A third idea: there is something material - not a ghostly substratum - which gives rise to the qualities we perceive it to have.

'[T]he real internal, but generally (in substances) unknown constitution of things, whereon their discoverable qualities depend, may be called their [real] essence ... and in this sense we speak of the essence of particular things.' Essay, BkIII, Ch. III, Section 15.

He thinks of this constitution as the thing's corpuscular composition.

The rational person looks 'on all natural things to have a real, but unknown, constitution of their insensible parts; from which flow those sensible qualities which serve us to distinguish them one from another, according as we have occasion to rank them into sorts, under common denominations.' Essay,, KB III, Ch. III, Section 17.

The category we allocate a thing to is its 'nominal essence'. Its corpuscular constitution is its 'real essence'. Locke thinks we cannot gain any knowledge, properly so called, of the corpuscular constitution of things.

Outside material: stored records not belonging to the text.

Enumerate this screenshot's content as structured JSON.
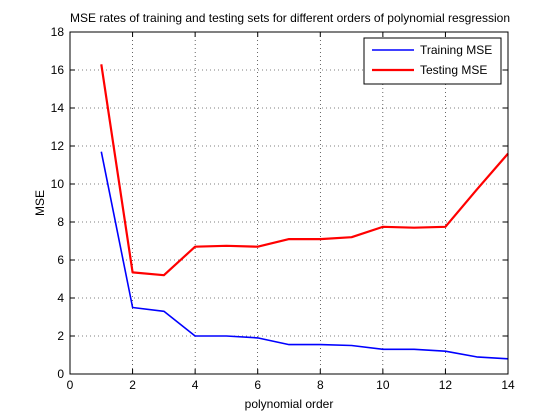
{
  "chart_data": {
    "type": "line",
    "title": "MSE rates of training and testing sets for different orders of polynomial resgression",
    "xlabel": "polynomial order",
    "ylabel": "MSE",
    "xlim": [
      0,
      14
    ],
    "ylim": [
      0,
      18
    ],
    "xticks": [
      0,
      2,
      4,
      6,
      8,
      10,
      12,
      14
    ],
    "yticks": [
      0,
      2,
      4,
      6,
      8,
      10,
      12,
      14,
      16,
      18
    ],
    "grid": "dotted",
    "legend_position": "top-right",
    "series": [
      {
        "name": "Training MSE",
        "color": "#0000ff",
        "x": [
          1,
          2,
          3,
          4,
          5,
          6,
          7,
          8,
          9,
          10,
          11,
          12,
          13,
          14
        ],
        "y": [
          11.7,
          3.5,
          3.3,
          2.0,
          2.0,
          1.9,
          1.55,
          1.55,
          1.5,
          1.3,
          1.3,
          1.2,
          0.9,
          0.8
        ]
      },
      {
        "name": "Testing MSE",
        "color": "#ff0000",
        "x": [
          1,
          2,
          3,
          4,
          5,
          6,
          7,
          8,
          9,
          10,
          11,
          12,
          13,
          14
        ],
        "y": [
          16.3,
          5.35,
          5.2,
          6.7,
          6.75,
          6.7,
          7.1,
          7.1,
          7.2,
          7.75,
          7.7,
          7.75,
          9.7,
          11.6
        ]
      }
    ]
  }
}
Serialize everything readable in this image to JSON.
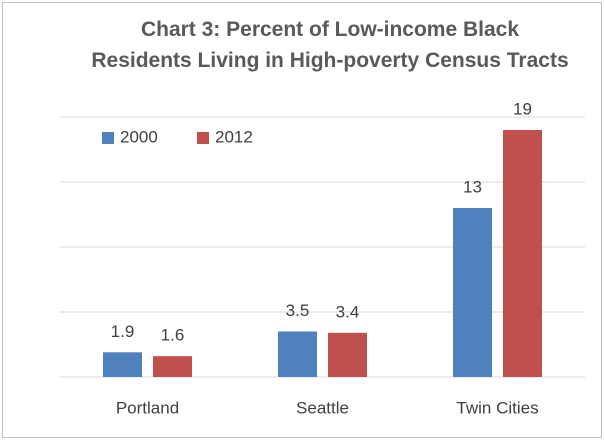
{
  "chart_data": {
    "type": "bar",
    "title": "Chart 3: Percent of Low-income Black Residents Living in High-poverty Census Tracts",
    "categories": [
      "Portland",
      "Seattle",
      "Twin Cities"
    ],
    "series": [
      {
        "name": "2000",
        "color": "#4f81bd",
        "values": [
          1.9,
          3.5,
          13
        ]
      },
      {
        "name": "2012",
        "color": "#c0504d",
        "values": [
          1.6,
          3.4,
          19
        ]
      }
    ],
    "ylim": [
      0,
      20
    ],
    "yticks": [
      0,
      5,
      10,
      15,
      20
    ],
    "grid": true,
    "legend": "top-left"
  }
}
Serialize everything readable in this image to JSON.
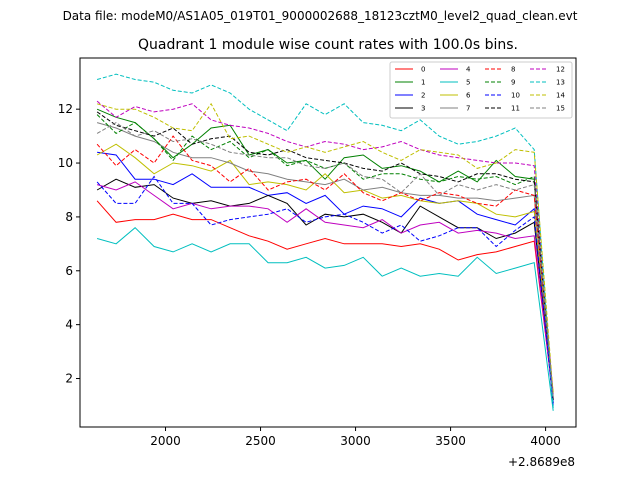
{
  "chart_data": {
    "type": "line",
    "suptitle": "Data file: modeM0/AS1A05_019T01_9000002688_18123cztM0_level2_quad_clean.evt",
    "title": "Quadrant 1 module wise count rates with 100.0s bins.",
    "xlabel": "",
    "ylabel": "",
    "x_offset_label": "+2.8689e8",
    "xlim": [
      1550,
      4160
    ],
    "ylim": [
      0.2,
      13.9
    ],
    "xticks": [
      2000,
      2500,
      3000,
      3500,
      4000
    ],
    "yticks": [
      2,
      4,
      6,
      8,
      10,
      12
    ],
    "x": [
      1640,
      1740,
      1840,
      1940,
      2040,
      2140,
      2240,
      2340,
      2440,
      2540,
      2640,
      2740,
      2840,
      2940,
      3040,
      3140,
      3240,
      3340,
      3440,
      3540,
      3640,
      3740,
      3840,
      3940,
      4040
    ],
    "legend_location": "upper right",
    "series": [
      {
        "name": "0",
        "color": "#ff0000",
        "dashed": false,
        "values": [
          8.6,
          7.8,
          7.9,
          7.9,
          8.1,
          7.9,
          7.9,
          7.6,
          7.3,
          7.1,
          6.8,
          7.0,
          7.2,
          7.0,
          7.0,
          7.0,
          6.9,
          7.0,
          6.8,
          6.4,
          6.6,
          6.7,
          6.9,
          7.1,
          1.3
        ]
      },
      {
        "name": "1",
        "color": "#008000",
        "dashed": false,
        "values": [
          12.0,
          11.7,
          11.5,
          10.9,
          10.2,
          10.7,
          11.3,
          11.4,
          10.3,
          10.5,
          10.0,
          10.1,
          9.4,
          10.2,
          10.3,
          9.8,
          9.9,
          9.7,
          9.3,
          9.7,
          9.3,
          10.1,
          9.5,
          9.4,
          1.1
        ]
      },
      {
        "name": "2",
        "color": "#0000ff",
        "dashed": false,
        "values": [
          10.4,
          10.3,
          9.4,
          9.4,
          9.2,
          9.6,
          9.1,
          9.1,
          9.1,
          8.8,
          8.9,
          8.5,
          8.8,
          8.1,
          8.4,
          8.3,
          8.0,
          8.7,
          8.5,
          8.6,
          8.1,
          7.9,
          7.7,
          8.3,
          1.0
        ]
      },
      {
        "name": "3",
        "color": "#000000",
        "dashed": false,
        "values": [
          9.0,
          9.4,
          9.1,
          9.2,
          8.7,
          8.5,
          8.6,
          8.4,
          8.5,
          8.8,
          8.5,
          7.7,
          8.1,
          8.0,
          8.1,
          7.8,
          7.4,
          8.4,
          8.0,
          7.6,
          7.6,
          7.2,
          7.4,
          7.8,
          1.2
        ]
      },
      {
        "name": "4",
        "color": "#bf00bf",
        "dashed": false,
        "values": [
          9.2,
          9.0,
          9.3,
          8.8,
          8.3,
          8.5,
          8.3,
          8.4,
          8.4,
          8.3,
          7.8,
          8.3,
          7.8,
          7.7,
          7.6,
          7.9,
          7.4,
          7.7,
          7.8,
          7.4,
          7.5,
          7.4,
          7.2,
          7.3,
          1.2
        ]
      },
      {
        "name": "5",
        "color": "#00bfbf",
        "dashed": false,
        "values": [
          7.2,
          7.0,
          7.6,
          6.9,
          6.7,
          7.0,
          6.7,
          7.0,
          7.0,
          6.3,
          6.3,
          6.5,
          6.1,
          6.2,
          6.5,
          5.8,
          6.1,
          5.8,
          5.9,
          5.8,
          6.5,
          5.9,
          6.1,
          6.3,
          0.8
        ]
      },
      {
        "name": "6",
        "color": "#bfbf00",
        "dashed": false,
        "values": [
          10.3,
          10.7,
          10.2,
          9.6,
          10.0,
          9.9,
          9.7,
          10.1,
          9.2,
          9.3,
          9.2,
          9.0,
          9.6,
          8.9,
          9.0,
          8.7,
          8.8,
          8.6,
          8.5,
          8.6,
          8.5,
          8.1,
          8.0,
          8.2,
          1.5
        ]
      },
      {
        "name": "7",
        "color": "#808080",
        "dashed": false,
        "values": [
          11.5,
          11.3,
          11.0,
          10.8,
          10.4,
          10.2,
          10.2,
          10.0,
          9.7,
          9.6,
          9.4,
          9.3,
          9.2,
          9.4,
          9.0,
          9.1,
          8.9,
          8.8,
          8.8,
          8.7,
          8.7,
          8.6,
          8.7,
          8.8,
          1.3
        ]
      },
      {
        "name": "8",
        "color": "#ff0000",
        "dashed": true,
        "values": [
          10.7,
          9.9,
          10.5,
          10.0,
          11.0,
          10.1,
          9.9,
          9.3,
          9.8,
          9.0,
          9.3,
          9.4,
          9.0,
          9.6,
          8.9,
          8.6,
          8.9,
          8.6,
          8.9,
          8.8,
          8.5,
          8.4,
          9.0,
          8.8,
          1.4
        ]
      },
      {
        "name": "9",
        "color": "#008000",
        "dashed": true,
        "values": [
          11.8,
          11.1,
          11.5,
          10.9,
          10.1,
          11.0,
          10.5,
          10.8,
          10.2,
          10.5,
          9.9,
          10.1,
          9.8,
          10.0,
          9.4,
          9.6,
          9.6,
          9.4,
          9.3,
          9.5,
          9.4,
          9.5,
          9.2,
          9.5,
          1.3
        ]
      },
      {
        "name": "10",
        "color": "#0000ff",
        "dashed": true,
        "values": [
          9.3,
          8.5,
          8.5,
          9.5,
          8.5,
          8.5,
          7.7,
          7.9,
          8.0,
          8.1,
          8.3,
          7.8,
          8.0,
          8.1,
          7.8,
          7.4,
          7.7,
          7.1,
          7.3,
          7.6,
          7.6,
          6.9,
          7.5,
          8.0,
          1.1
        ]
      },
      {
        "name": "11",
        "color": "#000000",
        "dashed": true,
        "values": [
          11.9,
          11.4,
          11.2,
          11.0,
          11.3,
          10.7,
          10.9,
          11.0,
          10.4,
          10.3,
          10.5,
          10.2,
          10.1,
          10.0,
          9.8,
          9.7,
          10.0,
          9.6,
          9.5,
          9.3,
          9.6,
          9.6,
          9.4,
          9.3,
          1.2
        ]
      },
      {
        "name": "12",
        "color": "#bf00bf",
        "dashed": true,
        "values": [
          12.3,
          11.7,
          12.1,
          11.9,
          12.0,
          12.2,
          11.6,
          11.4,
          11.3,
          11.1,
          10.8,
          10.6,
          10.8,
          10.7,
          10.5,
          10.6,
          10.8,
          10.5,
          10.3,
          10.2,
          10.1,
          10.0,
          10.0,
          9.9,
          1.3
        ]
      },
      {
        "name": "13",
        "color": "#00bfbf",
        "dashed": true,
        "values": [
          13.1,
          13.3,
          13.1,
          13.0,
          12.7,
          12.6,
          12.9,
          12.6,
          12.0,
          11.6,
          11.2,
          12.2,
          11.8,
          12.2,
          11.5,
          11.4,
          11.2,
          11.6,
          11.0,
          10.7,
          10.8,
          11.0,
          11.3,
          10.5,
          0.9
        ]
      },
      {
        "name": "14",
        "color": "#bfbf00",
        "dashed": true,
        "values": [
          12.2,
          12.0,
          12.0,
          11.7,
          11.3,
          11.2,
          12.2,
          10.9,
          11.0,
          10.7,
          10.4,
          10.6,
          10.4,
          10.6,
          10.8,
          10.4,
          10.1,
          10.5,
          10.4,
          10.3,
          9.8,
          10.0,
          10.5,
          10.4,
          1.4
        ]
      },
      {
        "name": "15",
        "color": "#808080",
        "dashed": true,
        "values": [
          11.1,
          11.5,
          11.0,
          11.2,
          10.8,
          10.9,
          10.7,
          10.4,
          10.3,
          10.2,
          10.2,
          9.9,
          9.8,
          10.0,
          9.5,
          9.4,
          8.9,
          9.6,
          8.8,
          9.2,
          9.0,
          9.2,
          9.0,
          9.2,
          1.3
        ]
      }
    ]
  }
}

Can we build a coherent picture out of Locke's criticism of the 2nd notion of substance and this new thought that things have corpuscularian constitutions? Maybe:

Locke thinks sets of ideas of sense often go together. He thinks this suggests that out there in the physical world sets of qualities go together - a given collection of qualities occurring again and again, mayber with minor variations. And he thinks it safe to infer that this is because one and the same pattern of corpuscles occurs again and again. The corpuscles are too small to be seen and we can't find out anything for sure about them. But he doesn't rule out our forming reasonably well-founded beliefs about them.

'Material substance'

'[I]f anyone will examine himself concerning his notion of pure substance in general, he will find he has no other idea of it at all, but only a supposition of he knows not what support of such qualities which are capable of producing simple ideas in us ...' Essay, Bk II, Ch. XXIII, Section 2.

This has been interpreted as Locke invoking the idea of 'matter', as an undifferentiated substratum, quality-less in itself, but the base in which any quality may inhere.

Primary and secondary qualities

"Qualities thus considered in bodies are: First, such as are utterly inseparable from the body ...[namely] solidity, extension, figure, and mobility ... Secondly, such qualities which in truth are nothing in the objects themselves but powers to produce various sensations in us by their primary qualities, ie by their bulk, figure, texture, and motion of their insensible parts, as colours, sounds, tastes, etc. These I call secondary qualities." Essay,, Bk II, Ch. VIII, Section 9.

A quality is a power. It is the power a thing has to give rise to an idea in our mind. There are two sorts of qualities: primary and secondary.

A primary quality gives rise to an idea which resembles it. Secondary qualities give rise to ideas, but the ideas are not 'like' the qualities that give rise to them.

Locke speaks of the 'figure, size, texture, and motion of the minute constituent parts' of bodies as their primary qualities (Essay, Bk IV, Ch. III, Section 25.) lists them elsewhere as: "solidity, extension, figure, and mobility." (Essay, Bk II, Ch. VIII, Section 9.)

Another formulation: primary qualities are really in the bodies that have them, whereas secondary qualities are not.